The Lady in Black -Darlington South Carolina
8 May 2010
In the fall of 1949, when a crisp breeze toyed with the loose soil of an old cotton field on the westside of rural Darlington, South Carolina, Harold Brasington saw more than just dirt dancing around that patch of land. He saw the future. He saw stock cars.
Brasington, a local businessman, had a lofty vision that most of his peers dismissed as utterly ridiculous. His friends laughed at him when he returned home from the 1933 Indianapolis 500 and mentioned the idea of little ol' Darlington having a paved superspeedway, a place to hold big-time stock car events. They nearly committed him when he told them that he was going to build it. Nevertheless, believing that Bill France's fledgling NASCAR just might catch on, Brasington set out in the fall of 1949 on a project known locally as “Harold's Folly” to shape a 1-1/4 mile speedway on land that had once produced peanuts and cotton.
To the chagrin of family and friends, Brasington and his crew toiled for a year, Brasington himself often at the controls of bulldozers and grading equipment. Brasington's plan called for a true oval, but the racetrack's design had to be changed in order to satisfy Sherman Ramsey, the landowner, who did not want his nearby minnow pond disturbed. The west end of the track (Turns 3 and 4) was narrowed to accommodate the fishing hole, creating Darlington's distinctive egg-shaped design.
The first race was scheduled for Labor Day 1950, and when the day finally came the stands overflowed. Brasington expected no more than 10,000 fans, but the crowd of over 25,000 shocked him. Fans practically stood on top of each other and they scaled the fence just for a glimpse of the action.
Californian Johnny Mantz drove to victory that day in the first Southern 500®, which took over 6 hours to complete but set a precedent for a sport that would grow to be one of the largest spectator sports in the country. Many of the teams running in the Southern 500® that day ran out of tires and began buying tires from fans in the infield so they could finish the race. Mantz started dead last in the field of 75 racers, many of whom had never raced on asphalt, but roared to the checkered flag averaging a blistering 76 mph. Mantz showed the first use of a “tire strategy” by using truck tires because he knew car tires of the day would not last long enough to win the race. Over the next sixty years, names like Baker, Flock, Thomas, Pearson, Yarborough, Petty, and Earnhardt became commonplace in victory lane.
Sixty years later the Darlington Raceway is still known as the track "Too Tough to Tame."

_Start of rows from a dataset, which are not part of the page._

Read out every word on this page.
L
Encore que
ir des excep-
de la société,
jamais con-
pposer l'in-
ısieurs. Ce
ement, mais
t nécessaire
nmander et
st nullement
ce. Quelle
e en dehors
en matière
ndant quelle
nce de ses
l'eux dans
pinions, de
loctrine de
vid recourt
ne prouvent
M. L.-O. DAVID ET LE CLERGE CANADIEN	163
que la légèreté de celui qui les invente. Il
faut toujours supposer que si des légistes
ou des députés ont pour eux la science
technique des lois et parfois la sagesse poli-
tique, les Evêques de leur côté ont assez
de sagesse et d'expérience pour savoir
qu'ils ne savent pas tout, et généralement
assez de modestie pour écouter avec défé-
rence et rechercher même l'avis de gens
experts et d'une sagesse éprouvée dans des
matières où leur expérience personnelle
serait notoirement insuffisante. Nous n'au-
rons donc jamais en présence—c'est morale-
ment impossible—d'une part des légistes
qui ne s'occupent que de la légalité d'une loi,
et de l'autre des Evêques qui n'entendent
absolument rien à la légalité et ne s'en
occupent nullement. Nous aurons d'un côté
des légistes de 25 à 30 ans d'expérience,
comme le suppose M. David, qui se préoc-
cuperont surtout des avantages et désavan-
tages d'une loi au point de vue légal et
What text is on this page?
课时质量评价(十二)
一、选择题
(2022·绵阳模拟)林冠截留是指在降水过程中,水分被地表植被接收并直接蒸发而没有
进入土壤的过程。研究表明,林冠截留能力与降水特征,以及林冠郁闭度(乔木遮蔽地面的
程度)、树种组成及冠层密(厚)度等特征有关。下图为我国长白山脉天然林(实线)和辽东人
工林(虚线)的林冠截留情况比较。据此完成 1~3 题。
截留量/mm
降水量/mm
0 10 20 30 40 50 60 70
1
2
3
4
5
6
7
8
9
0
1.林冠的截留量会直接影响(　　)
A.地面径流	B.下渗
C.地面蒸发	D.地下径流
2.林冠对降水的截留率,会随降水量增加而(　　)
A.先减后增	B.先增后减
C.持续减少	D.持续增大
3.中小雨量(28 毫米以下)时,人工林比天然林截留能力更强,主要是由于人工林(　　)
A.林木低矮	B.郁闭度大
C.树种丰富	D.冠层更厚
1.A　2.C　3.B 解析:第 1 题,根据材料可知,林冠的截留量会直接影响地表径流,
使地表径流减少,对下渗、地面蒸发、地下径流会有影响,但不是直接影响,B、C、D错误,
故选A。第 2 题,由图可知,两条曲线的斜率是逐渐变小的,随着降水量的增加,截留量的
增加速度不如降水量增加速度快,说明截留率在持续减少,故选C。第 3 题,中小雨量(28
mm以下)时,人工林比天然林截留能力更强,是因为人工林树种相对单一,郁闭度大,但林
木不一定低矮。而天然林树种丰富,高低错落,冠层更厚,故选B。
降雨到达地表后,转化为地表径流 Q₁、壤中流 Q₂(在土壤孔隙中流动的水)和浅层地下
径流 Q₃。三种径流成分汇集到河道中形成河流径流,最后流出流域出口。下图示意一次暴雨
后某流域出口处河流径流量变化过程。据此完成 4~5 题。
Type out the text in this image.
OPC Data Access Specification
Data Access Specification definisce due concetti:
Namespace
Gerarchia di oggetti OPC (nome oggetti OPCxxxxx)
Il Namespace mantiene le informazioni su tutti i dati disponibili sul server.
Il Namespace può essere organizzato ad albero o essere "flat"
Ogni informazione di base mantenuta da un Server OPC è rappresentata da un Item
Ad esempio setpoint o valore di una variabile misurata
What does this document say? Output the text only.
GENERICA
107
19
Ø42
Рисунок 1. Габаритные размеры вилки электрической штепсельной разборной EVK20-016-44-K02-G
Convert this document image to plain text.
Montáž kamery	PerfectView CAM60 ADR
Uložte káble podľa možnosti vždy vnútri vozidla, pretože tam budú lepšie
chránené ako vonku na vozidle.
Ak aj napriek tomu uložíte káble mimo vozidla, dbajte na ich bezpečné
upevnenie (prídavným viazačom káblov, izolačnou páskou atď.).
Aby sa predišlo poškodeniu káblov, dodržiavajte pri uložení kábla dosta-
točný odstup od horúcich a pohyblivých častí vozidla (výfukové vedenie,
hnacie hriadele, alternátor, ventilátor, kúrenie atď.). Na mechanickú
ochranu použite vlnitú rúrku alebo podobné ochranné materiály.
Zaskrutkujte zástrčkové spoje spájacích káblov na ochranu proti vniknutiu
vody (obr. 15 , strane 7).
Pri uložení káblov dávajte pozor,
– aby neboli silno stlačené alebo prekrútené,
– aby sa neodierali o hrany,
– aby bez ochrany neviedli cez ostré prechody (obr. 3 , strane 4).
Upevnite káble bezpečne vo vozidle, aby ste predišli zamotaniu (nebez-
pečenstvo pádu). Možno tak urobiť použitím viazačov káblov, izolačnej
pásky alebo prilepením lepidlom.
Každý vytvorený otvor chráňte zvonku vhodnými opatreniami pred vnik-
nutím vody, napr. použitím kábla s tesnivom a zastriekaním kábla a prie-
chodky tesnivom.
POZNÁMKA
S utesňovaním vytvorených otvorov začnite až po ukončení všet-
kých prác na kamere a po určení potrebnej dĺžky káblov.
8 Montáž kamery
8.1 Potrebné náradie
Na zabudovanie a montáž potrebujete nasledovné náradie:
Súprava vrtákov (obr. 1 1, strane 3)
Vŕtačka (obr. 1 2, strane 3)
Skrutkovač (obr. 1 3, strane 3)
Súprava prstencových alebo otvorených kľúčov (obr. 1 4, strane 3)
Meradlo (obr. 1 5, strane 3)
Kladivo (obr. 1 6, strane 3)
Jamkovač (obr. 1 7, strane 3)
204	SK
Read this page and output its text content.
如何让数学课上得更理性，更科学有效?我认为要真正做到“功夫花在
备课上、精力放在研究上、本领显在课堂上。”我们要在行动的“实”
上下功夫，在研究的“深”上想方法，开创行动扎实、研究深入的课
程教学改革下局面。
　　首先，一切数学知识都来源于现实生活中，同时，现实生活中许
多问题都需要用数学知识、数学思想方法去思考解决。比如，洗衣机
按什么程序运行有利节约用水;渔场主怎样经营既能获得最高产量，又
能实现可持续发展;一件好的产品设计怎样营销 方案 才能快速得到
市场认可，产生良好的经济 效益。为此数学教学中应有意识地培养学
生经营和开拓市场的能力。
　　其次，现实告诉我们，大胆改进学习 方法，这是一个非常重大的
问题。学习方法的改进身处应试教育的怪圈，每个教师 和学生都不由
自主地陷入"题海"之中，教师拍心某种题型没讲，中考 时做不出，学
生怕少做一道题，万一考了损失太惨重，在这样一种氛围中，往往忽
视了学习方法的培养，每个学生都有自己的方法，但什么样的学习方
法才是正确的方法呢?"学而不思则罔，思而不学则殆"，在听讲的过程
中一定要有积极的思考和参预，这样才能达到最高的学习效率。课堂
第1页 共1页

It is still remembered as the original superspeedway and as one of the pillars of the NASCAR establishment. There is no other sporting facility in the world more steeped in history and tradition than Darlington Raceway, which has aged gracefully over the years but retained its feisty charm.
Nobody loves the feisty track more than the drivers. "You never forget your first love," said seven-time NASCAR Sprint Cup Series Champion Dale Earnhardt, "whether it's a high school sweetheart, a faithful old hunting dog, or a fickle race track in South Carolina with a contrary disposition. And, if you happen to be a race car driver there's no victory so sweet, so memorable, as whipping Darlington Raceway."
Thanks to that charm, which has drawn fans back to the egg-shaped oval year after year, Darlington Raceway celebrated its golden anniversary in 1999 with the 50th running of the Southern 500®.
The annual event, which welcomed people from across the country, was to NASCAR what The Masters is to golf, what the Super Bowl is to football and what the World Series is to baseball. It's a battle in which drivers can spin out and become a part of the wall as quickly as they can thunder to victory lane and become a legend.
Some of NASCAR's most historic moments have unfolded at the track “Too Tough to Tame.” In 1985 Bill Elliott recorded wins in three of NASCAR's “crown jewel” races winning the season opening Daytona 500 at Daytona International Speedway, the Winston 500 at Talladega Superspeedway and Southern 500® at Darlington Raceway and was awarded the first ever Winston Million.
The closest finish in NASCAR history also calls Darlington Raceway home. In an epic battle on March 16, 2003 Ricky Craven recorded his second career NASCAR Sprint Cup Series victory edging out Kurt Busch by only .002 thousandths of a second.
Following the 2004 NASCAR Sprint Cup Series season a new tradition began at Darlington Raceway, now the thunderous roar of stock car engines can be heard each Mother's Day weekend in May as the sports top stars look to win at the track “Too Tough to Tame.” As part of the Mother's Day weekend tradition, many of the driver's mothers participate in pre-race ceremonies and give the “gentlemen, start your engines” command to get the racing underway.
As the demand for NASCAR racing grows, so to does Darlington Raceway. In 1994 Tyler Tower opened adding an additional 15,966 seats to the famed track. Following the addition of the Tyler Tower all of the track's grandstands – (Harold) Brasington, (Bob) Colvin, (Barney) Wallace and (Walter) Tyler – were named for former track presidents. Renovations continued with the completion of the Pearson Tower in 1998. Named after all-time Darlington Raceway wins leader, David Pearson, the Pearson Tower is the only grandstand not named after a former president of Darlington Raceway.
The Darlington Raceway of the 21st century remains true to Harold Brasington's ideas of what NASCAR racing should be about - fast, intense action for the fans and dedicated drivers loyal to the sport that America has come to crave.
Officials have continued to update the storied track's facilities; the first race to finish under the lights at Darlington Raceway took place in 2004. In 2005 a new Brasington Tower was constructed overlooking turn 1 with updated amenities for fans to enjoy. In late 2007 Darlington Raceway received the largest renovation in the track's 58-year history with $10 million in funding for capital projects including repaving of the racing surface and aprons, the addition of concrete pit stalls and a new infield access tunnel large enough to accommodate race car haulers and motorcoaches.
In 2009 Darlington Raceway celebrated a historic milestone – 60 years of racing – when the NASCAR Sprint Cup Series makes its annual stop at the famed South Carolina facility. Making the 60th celebration extra special, old and new traditions united when the Southern 500® race name returned to the track “Too Tough to Tame” on Mother's Day weekend in 2009.
The track "Too Tough to Tame" has come a long way since Harold Brasington graded the first turn. It continues to keep pace with the booming NASCAR world of the new century while standing as a monument to the drivers and loyal fans who sowed the seeds of stock car racing sixty years ago. And with its dedication to fans and its continuing physical enhancements, Darlington Raceway drives wide open toward the fulfillment of its ultimate goal – to be the best facility in motorsports.